まだ娘は女子高生くらいだろうか。大きな女優帽とマスクをしていた。
おそらく顔に巻かれた包帯を隠すためだろう。
「あ、槇先生ですか?」
父親が立ち上がり頭を下げ挨拶をした。
「ええェ、どうぞ、お掛け下さい。オレのことは、ぜひともマックロードとお呼びください。あなたは?」
黒衣の外科医はソファに腰をおろし、逆に父娘の名前を訊いた。
「あ、ハイ、私は高瀬祐也と申します。

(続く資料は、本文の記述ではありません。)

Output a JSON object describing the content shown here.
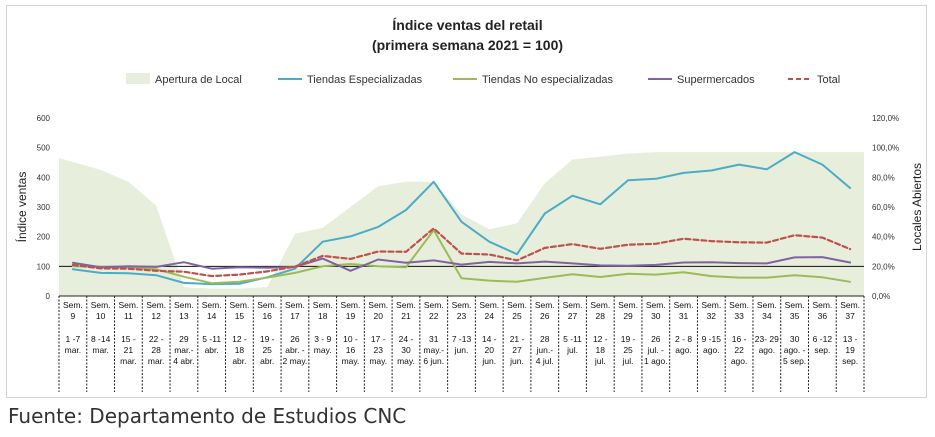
{
  "chart_data": {
    "type": "line",
    "title": "Índice ventas del retail",
    "subtitle": "(primera semana 2021 = 100)",
    "ylabel": "Índice ventas",
    "y2label": "Locales Abiertos",
    "ylim": [
      0,
      600
    ],
    "yticks": [
      "0",
      "100",
      "200",
      "300",
      "400",
      "500",
      "600"
    ],
    "y2lim": [
      0,
      120
    ],
    "y2ticks": [
      "0,0%",
      "20,0%",
      "40,0%",
      "60,0%",
      "80,0%",
      "100,0%",
      "120,0%"
    ],
    "grid": false,
    "legend_position": "top",
    "categories": [
      {
        "week": "Sem. 9",
        "dates": "1 -7 mar."
      },
      {
        "week": "Sem. 10",
        "dates": "8 -14 mar."
      },
      {
        "week": "Sem. 11",
        "dates": "15 - 21 mar."
      },
      {
        "week": "Sem. 12",
        "dates": "22 - 28 mar."
      },
      {
        "week": "Sem. 13",
        "dates": "29 mar.- 4 abr."
      },
      {
        "week": "Sem. 14",
        "dates": "5 -11 abr."
      },
      {
        "week": "Sem. 15",
        "dates": "12 - 18 abr."
      },
      {
        "week": "Sem. 16",
        "dates": "19 - 25 abr."
      },
      {
        "week": "Sem. 17",
        "dates": "26 abr. - 2 may."
      },
      {
        "week": "Sem. 18",
        "dates": "3 - 9 may."
      },
      {
        "week": "Sem. 19",
        "dates": "10 - 16 may."
      },
      {
        "week": "Sem. 20",
        "dates": "17 - 23 may."
      },
      {
        "week": "Sem. 21",
        "dates": "24 - 30 may."
      },
      {
        "week": "Sem. 22",
        "dates": "31 may.- 6 jun."
      },
      {
        "week": "Sem. 23",
        "dates": "7 -13 jun."
      },
      {
        "week": "Sem. 24",
        "dates": "14 - 20 jun."
      },
      {
        "week": "Sem. 25",
        "dates": "21 - 27 jun."
      },
      {
        "week": "Sem. 26",
        "dates": "28 jun.- 4 jul."
      },
      {
        "week": "Sem. 27",
        "dates": "5 -11 jul."
      },
      {
        "week": "Sem. 28",
        "dates": "12 - 18 jul."
      },
      {
        "week": "Sem. 29",
        "dates": "19 - 25 jul."
      },
      {
        "week": "Sem. 30",
        "dates": "26 jul. - 1 ago."
      },
      {
        "week": "Sem. 31",
        "dates": "2 - 8 ago."
      },
      {
        "week": "Sem. 32",
        "dates": "9 -15 ago."
      },
      {
        "week": "Sem. 33",
        "dates": "16 - 22 ago."
      },
      {
        "week": "Sem. 34",
        "dates": "23- 29 ago."
      },
      {
        "week": "Sem. 35",
        "dates": "30 ago. - 5 sep."
      },
      {
        "week": "Sem. 36",
        "dates": "6 -12 sep."
      },
      {
        "week": "Sem. 37",
        "dates": "13 - 19 sep."
      }
    ],
    "area_series": {
      "name": "Apertura de Local",
      "axis": "secondary",
      "color": "#e8eedc",
      "values": [
        93,
        85,
        77,
        61,
        6,
        5,
        5,
        6,
        42,
        46,
        60,
        74,
        77,
        77,
        55,
        45,
        49,
        76,
        92,
        94,
        96,
        97,
        97,
        97,
        97,
        97,
        97,
        97,
        97
      ]
    },
    "series": [
      {
        "name": "Tiendas Especializadas",
        "color": "#4bacc6",
        "dash": false,
        "values": [
          90,
          78,
          77,
          70,
          44,
          40,
          41,
          63,
          92,
          183,
          201,
          233,
          290,
          385,
          250,
          183,
          141,
          278,
          338,
          309,
          390,
          395,
          415,
          423,
          443,
          427,
          485,
          443,
          364
        ]
      },
      {
        "name": "Tiendas No especializadas",
        "color": "#9bbb59",
        "dash": false,
        "values": [
          100,
          98,
          97,
          90,
          65,
          43,
          48,
          62,
          78,
          100,
          108,
          100,
          97,
          222,
          60,
          52,
          48,
          61,
          73,
          64,
          75,
          72,
          80,
          67,
          62,
          62,
          70,
          63,
          48
        ]
      },
      {
        "name": "Supermercados",
        "color": "#8064a2",
        "dash": false,
        "values": [
          112,
          97,
          100,
          98,
          114,
          92,
          97,
          95,
          98,
          126,
          85,
          123,
          112,
          120,
          106,
          115,
          110,
          116,
          110,
          103,
          102,
          105,
          113,
          114,
          111,
          110,
          130,
          131,
          113
        ]
      },
      {
        "name": "Total",
        "color": "#c0504d",
        "dash": true,
        "values": [
          105,
          93,
          92,
          85,
          82,
          67,
          72,
          83,
          99,
          135,
          125,
          150,
          149,
          228,
          143,
          140,
          120,
          162,
          175,
          159,
          173,
          176,
          193,
          185,
          181,
          180,
          205,
          197,
          158
        ]
      }
    ]
  },
  "source": "Fuente: Departamento de Estudios CNC"
}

彼女は娘のウララです」
高瀬は隣りに座る少女を紹介した。
「……」
ウララと紹介された少女は黙ってペコリと頭を下げた。
顔は伏せているため大きな女優帽でほとんど見えない。
「先生。ウララちゃんの顔の傷を整形して貰いたいそうですよ」
傍らから見習い看護師のラブリがカルテを見ながら口を挟んだ。
あっけらかんと言うので、少し拍子抜けだ。
「ふぅむ」
おそらく包帯の下にキズがあるのだろう。
「……」
ウララは黙ってうつむいたまま、ギュッとハンカチを握りしめた。
「マックロード先生は神の手を持つ外科医とお聞きしまして。是非、娘のウララの顔を整形してもらいたいのですが」
父親の高瀬はマックロードの腕に期待しているようだ。
「いやァオレは美容整形を専門にやっているワケじゃないんでね」
さすがにいつも強気なマックロードもエクスキューズした。